Three days later he recounted his encounters with Satan's animal companions. This included a tall man from Boston who asked him to sign the devil's book. Good's and Osborn's names were on the list, but there were others he couldn't read. Tituba wanted to avoid being convicted of witchcraft, so she told the Puritans that other witches were dealing with her.

The people of the community were afraid. They said some people were responsible. But some of those people were good community members like Martha Corey and Rebecca Nurse. Sarah Good's four-year-old daughter was also charged.

Like Tituba, some accused witches confessed to the crime. And then they named other people who were also accused of being witches. As time went on, more and more defendants became enemies of the Putnams. Many of the people who accused others were family members or relatives by marriage.

If the person confessed and named other witches, that person was spared from punishment by the court. That's because the Puritans thought that God would punish them.

The court cases soon became too many for the local justice system. Then in May 1692 Governor Phips changed things so that there was a special court to hear and decide witchcraft cases in Suffolk, Essex and Middlesex.

Trials turn into executions

The court consisted of judges named Hathorne, Sewall, and Stoughton. The first person they convicted was Bridget Bishop. This happened on June 2. She was hanged in what is now Galgenberg, Salem Town, exactly eight days after her conviction.

(Video) The Salem Witch Trials (1692) Cartoon

Five other people were executed in July; there were five in August and eight more in September. The accused witches also died in prison, seven of them among the accused. Giles Corey, Martha's husband, refused to plead guilty after her arrest, so he was crushed under rocks until he finally died.

There were complaints against people from other communities. Cotton Mathers' father (a minister and president of Harvard) said they should not use spectral evidence to make accusations and instead place the blame squarely on the people involved.

the end of the exams

Governor Phips acted when people accused his wife of being a witch. He prevented the court from proceeding. He made another dish. You were not allowed to use evidence that can only be seen in your mind (spectral evidence).

After January and February, the trials resumed. Only three people were convicted. They were pardoned by Phips in May 1693 when the trials ended. Nineteen people were hanged and another five died in custody.

Years later, people apologized for the tragedy that resulted from the trials. The Massachusetts court urged everyone to fast and reflect on what happened.

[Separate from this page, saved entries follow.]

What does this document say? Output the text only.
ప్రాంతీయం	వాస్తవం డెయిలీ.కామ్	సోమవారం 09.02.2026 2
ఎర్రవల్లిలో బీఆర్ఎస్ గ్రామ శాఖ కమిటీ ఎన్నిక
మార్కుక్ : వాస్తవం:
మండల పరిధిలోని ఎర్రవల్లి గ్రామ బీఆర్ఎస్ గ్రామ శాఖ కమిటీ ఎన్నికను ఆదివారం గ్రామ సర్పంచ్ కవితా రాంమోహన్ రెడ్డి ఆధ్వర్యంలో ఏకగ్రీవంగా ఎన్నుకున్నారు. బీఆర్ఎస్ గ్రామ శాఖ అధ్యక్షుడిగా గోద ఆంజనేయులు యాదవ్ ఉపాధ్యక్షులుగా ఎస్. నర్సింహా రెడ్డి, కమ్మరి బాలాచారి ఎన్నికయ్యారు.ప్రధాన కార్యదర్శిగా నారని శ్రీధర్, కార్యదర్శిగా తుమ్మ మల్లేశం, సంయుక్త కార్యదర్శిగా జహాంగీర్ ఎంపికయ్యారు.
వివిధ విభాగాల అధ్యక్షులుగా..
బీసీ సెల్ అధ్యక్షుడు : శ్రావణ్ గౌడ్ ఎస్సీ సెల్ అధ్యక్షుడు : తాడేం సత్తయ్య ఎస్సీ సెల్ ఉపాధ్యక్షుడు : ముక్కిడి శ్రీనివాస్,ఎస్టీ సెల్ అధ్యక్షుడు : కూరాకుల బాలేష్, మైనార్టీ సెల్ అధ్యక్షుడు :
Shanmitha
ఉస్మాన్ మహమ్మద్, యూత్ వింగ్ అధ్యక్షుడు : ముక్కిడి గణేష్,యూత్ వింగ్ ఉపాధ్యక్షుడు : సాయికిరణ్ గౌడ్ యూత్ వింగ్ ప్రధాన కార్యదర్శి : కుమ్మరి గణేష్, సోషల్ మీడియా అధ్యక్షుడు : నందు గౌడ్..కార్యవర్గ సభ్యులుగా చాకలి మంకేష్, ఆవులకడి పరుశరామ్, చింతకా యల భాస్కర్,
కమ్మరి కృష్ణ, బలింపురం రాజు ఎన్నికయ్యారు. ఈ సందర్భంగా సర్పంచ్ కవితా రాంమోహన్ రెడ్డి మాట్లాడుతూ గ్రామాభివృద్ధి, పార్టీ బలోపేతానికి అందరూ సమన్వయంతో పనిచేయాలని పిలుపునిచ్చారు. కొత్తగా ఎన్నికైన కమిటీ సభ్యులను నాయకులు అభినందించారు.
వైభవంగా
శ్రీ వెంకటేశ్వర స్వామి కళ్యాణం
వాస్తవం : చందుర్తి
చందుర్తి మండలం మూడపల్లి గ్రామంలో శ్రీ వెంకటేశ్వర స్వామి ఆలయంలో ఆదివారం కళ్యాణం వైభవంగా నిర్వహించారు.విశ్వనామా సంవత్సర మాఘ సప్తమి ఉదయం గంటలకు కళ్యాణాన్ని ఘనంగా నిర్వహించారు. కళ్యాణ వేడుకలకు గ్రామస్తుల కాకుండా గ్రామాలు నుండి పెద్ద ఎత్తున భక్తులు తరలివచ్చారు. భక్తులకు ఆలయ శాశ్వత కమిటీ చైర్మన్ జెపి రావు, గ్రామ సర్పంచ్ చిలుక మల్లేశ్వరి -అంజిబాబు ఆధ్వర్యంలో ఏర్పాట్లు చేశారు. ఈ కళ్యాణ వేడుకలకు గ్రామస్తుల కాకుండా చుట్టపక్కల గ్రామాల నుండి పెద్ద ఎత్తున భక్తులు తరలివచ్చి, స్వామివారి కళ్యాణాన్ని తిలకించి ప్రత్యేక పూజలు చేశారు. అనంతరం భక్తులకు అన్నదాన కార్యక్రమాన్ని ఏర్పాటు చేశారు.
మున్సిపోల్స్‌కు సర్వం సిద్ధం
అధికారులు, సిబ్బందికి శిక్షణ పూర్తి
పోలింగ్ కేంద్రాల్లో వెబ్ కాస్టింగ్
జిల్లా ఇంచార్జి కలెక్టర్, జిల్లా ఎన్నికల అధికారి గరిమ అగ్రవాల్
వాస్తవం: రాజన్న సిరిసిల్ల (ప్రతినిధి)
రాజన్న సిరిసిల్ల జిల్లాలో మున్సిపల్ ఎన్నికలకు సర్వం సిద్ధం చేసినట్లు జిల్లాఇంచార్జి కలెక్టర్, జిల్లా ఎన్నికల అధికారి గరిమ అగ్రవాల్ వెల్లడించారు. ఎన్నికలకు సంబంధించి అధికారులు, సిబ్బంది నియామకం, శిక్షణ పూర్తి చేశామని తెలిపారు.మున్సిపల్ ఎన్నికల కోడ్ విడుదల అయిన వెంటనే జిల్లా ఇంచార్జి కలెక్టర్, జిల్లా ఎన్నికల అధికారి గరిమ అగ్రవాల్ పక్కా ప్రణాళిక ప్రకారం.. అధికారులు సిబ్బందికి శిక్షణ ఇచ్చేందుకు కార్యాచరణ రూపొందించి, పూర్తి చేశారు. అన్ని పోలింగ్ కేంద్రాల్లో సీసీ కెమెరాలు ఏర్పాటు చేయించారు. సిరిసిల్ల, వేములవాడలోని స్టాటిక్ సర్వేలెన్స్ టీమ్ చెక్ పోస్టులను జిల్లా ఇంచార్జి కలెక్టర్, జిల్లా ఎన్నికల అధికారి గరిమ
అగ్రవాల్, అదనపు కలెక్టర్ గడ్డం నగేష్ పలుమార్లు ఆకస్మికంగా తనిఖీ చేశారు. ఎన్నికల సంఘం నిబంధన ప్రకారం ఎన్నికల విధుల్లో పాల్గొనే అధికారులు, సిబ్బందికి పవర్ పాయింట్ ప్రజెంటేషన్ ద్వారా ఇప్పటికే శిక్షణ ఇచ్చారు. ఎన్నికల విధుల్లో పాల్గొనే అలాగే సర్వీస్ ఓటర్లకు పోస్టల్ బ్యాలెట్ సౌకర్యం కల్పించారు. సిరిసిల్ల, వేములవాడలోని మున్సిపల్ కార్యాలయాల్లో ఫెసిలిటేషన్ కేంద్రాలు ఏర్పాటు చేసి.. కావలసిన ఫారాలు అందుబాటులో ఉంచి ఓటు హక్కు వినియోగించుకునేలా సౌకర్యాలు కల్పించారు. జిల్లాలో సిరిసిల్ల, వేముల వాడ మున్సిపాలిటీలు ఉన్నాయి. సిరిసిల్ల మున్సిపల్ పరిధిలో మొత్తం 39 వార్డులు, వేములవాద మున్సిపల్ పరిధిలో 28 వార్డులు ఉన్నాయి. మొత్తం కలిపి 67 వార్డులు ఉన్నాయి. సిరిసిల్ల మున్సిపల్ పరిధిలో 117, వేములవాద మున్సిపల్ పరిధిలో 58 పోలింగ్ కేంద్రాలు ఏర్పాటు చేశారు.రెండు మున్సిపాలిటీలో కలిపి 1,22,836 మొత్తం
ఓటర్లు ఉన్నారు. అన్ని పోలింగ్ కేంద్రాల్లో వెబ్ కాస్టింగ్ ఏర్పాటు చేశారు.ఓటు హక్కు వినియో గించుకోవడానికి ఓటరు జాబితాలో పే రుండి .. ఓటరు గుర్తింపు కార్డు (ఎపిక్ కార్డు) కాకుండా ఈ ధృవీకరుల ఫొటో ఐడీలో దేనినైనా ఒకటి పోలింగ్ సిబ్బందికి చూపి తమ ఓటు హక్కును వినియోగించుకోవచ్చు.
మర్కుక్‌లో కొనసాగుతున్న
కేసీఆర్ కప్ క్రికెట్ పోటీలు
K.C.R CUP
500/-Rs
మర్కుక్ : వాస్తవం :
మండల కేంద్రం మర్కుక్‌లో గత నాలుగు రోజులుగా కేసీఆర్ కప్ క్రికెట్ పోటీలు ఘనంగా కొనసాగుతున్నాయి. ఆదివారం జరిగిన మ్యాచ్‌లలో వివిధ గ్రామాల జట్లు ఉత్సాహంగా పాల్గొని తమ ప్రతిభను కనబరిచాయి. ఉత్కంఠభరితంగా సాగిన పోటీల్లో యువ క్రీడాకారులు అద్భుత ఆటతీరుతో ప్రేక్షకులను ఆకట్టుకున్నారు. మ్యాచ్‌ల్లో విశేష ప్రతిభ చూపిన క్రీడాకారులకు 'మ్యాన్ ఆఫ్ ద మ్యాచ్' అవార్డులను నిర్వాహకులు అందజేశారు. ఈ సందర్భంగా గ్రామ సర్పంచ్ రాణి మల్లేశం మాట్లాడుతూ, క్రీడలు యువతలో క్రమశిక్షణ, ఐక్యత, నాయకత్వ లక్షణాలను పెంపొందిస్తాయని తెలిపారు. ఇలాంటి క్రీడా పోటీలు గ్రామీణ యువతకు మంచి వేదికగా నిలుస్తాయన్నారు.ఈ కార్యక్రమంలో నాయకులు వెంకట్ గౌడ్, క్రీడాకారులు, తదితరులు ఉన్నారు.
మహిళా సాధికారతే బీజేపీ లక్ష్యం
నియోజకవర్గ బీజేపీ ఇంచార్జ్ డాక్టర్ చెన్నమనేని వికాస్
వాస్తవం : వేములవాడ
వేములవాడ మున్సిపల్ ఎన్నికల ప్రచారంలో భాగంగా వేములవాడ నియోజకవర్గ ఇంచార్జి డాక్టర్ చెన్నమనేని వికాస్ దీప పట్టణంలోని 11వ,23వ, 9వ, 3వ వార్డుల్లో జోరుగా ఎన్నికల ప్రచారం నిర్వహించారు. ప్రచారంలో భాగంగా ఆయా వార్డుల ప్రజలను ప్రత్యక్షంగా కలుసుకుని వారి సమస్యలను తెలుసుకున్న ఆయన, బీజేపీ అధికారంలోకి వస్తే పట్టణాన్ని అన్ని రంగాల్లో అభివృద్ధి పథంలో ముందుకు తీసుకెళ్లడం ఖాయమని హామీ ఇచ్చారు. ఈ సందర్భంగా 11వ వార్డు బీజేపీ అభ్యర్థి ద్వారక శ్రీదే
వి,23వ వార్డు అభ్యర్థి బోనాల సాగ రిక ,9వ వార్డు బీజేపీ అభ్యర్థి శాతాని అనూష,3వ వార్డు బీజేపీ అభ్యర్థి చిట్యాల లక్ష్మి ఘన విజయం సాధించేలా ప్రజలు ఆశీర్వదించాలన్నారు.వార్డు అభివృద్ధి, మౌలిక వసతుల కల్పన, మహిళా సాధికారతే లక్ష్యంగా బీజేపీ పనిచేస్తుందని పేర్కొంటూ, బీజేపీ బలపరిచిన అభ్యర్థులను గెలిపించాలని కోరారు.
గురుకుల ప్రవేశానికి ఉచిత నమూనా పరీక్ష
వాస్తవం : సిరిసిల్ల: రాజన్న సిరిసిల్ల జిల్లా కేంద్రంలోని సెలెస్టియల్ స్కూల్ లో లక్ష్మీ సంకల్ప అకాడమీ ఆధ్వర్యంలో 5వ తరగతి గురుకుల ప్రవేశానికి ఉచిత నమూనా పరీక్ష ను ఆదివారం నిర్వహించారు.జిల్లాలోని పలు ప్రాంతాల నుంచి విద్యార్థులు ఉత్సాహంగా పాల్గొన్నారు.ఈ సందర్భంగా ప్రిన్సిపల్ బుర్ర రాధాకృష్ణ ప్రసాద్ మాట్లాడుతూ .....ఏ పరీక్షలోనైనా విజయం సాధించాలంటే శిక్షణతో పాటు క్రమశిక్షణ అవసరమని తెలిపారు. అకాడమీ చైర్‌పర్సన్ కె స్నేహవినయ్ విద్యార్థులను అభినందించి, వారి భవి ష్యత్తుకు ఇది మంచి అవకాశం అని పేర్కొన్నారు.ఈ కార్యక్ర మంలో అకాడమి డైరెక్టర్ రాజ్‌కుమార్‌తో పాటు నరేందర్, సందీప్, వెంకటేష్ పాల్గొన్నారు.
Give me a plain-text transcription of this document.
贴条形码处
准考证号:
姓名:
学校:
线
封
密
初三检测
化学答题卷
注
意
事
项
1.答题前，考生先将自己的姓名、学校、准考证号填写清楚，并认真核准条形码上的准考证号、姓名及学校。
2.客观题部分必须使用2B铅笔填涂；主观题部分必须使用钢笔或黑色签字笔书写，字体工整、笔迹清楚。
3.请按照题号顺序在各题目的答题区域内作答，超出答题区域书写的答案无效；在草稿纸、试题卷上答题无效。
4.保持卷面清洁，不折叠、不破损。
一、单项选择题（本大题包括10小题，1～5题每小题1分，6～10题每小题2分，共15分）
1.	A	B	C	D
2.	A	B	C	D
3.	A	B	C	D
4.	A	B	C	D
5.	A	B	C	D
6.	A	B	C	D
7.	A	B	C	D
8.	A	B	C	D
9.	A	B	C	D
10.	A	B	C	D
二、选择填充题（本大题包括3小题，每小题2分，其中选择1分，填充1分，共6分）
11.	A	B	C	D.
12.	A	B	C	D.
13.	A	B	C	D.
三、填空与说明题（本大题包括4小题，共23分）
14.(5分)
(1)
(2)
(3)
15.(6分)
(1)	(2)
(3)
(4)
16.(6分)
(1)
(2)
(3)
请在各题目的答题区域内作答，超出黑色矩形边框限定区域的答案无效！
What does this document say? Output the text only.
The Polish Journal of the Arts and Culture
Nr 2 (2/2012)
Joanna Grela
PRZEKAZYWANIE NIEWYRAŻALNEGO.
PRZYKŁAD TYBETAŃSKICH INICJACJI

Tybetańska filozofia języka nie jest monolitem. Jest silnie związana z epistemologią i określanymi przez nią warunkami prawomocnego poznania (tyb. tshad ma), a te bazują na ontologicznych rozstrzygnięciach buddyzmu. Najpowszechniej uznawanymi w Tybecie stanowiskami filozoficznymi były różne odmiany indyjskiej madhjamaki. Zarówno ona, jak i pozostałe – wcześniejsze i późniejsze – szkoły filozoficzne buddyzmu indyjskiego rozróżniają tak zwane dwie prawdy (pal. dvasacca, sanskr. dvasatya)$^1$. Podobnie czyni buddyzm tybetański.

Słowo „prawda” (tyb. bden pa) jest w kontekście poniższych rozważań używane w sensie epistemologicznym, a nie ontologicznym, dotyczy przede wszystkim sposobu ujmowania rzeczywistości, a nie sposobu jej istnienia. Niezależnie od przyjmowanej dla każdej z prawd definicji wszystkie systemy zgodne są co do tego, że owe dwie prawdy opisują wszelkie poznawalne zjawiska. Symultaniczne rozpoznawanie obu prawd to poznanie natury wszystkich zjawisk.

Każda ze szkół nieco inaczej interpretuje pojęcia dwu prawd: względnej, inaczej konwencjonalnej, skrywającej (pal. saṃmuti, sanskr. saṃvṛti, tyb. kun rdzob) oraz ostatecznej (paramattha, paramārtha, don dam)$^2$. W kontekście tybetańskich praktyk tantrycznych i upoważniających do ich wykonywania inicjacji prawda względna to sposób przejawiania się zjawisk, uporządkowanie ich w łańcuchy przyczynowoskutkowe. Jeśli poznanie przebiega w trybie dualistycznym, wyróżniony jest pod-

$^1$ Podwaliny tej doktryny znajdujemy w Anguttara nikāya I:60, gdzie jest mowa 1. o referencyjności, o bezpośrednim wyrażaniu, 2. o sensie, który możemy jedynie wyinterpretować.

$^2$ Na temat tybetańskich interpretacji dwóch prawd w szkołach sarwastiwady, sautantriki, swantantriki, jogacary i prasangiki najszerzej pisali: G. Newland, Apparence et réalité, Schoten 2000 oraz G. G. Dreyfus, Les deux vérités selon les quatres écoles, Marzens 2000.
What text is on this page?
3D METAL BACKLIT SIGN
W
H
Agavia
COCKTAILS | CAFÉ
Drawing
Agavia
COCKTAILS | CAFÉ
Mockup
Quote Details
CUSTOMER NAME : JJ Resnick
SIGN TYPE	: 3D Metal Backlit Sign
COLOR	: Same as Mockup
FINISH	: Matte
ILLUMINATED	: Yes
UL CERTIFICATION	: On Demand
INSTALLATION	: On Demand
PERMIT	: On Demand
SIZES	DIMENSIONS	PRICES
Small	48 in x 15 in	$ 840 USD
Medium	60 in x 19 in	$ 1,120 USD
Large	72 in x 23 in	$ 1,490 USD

Samuel Sewall said publicly that the judgments were wrong. The court also agreed with him. They said that the trials of 1702 were illegal.

When people were accused of being witches, they did not have lawyers. Their legal processes did not protect them. They had no right to cross-examine their accusers and were automatically guilty. These abuses played a role in our modern rules on legal representation, the right to question your accuser, and the presumption of innocence instead of guilt.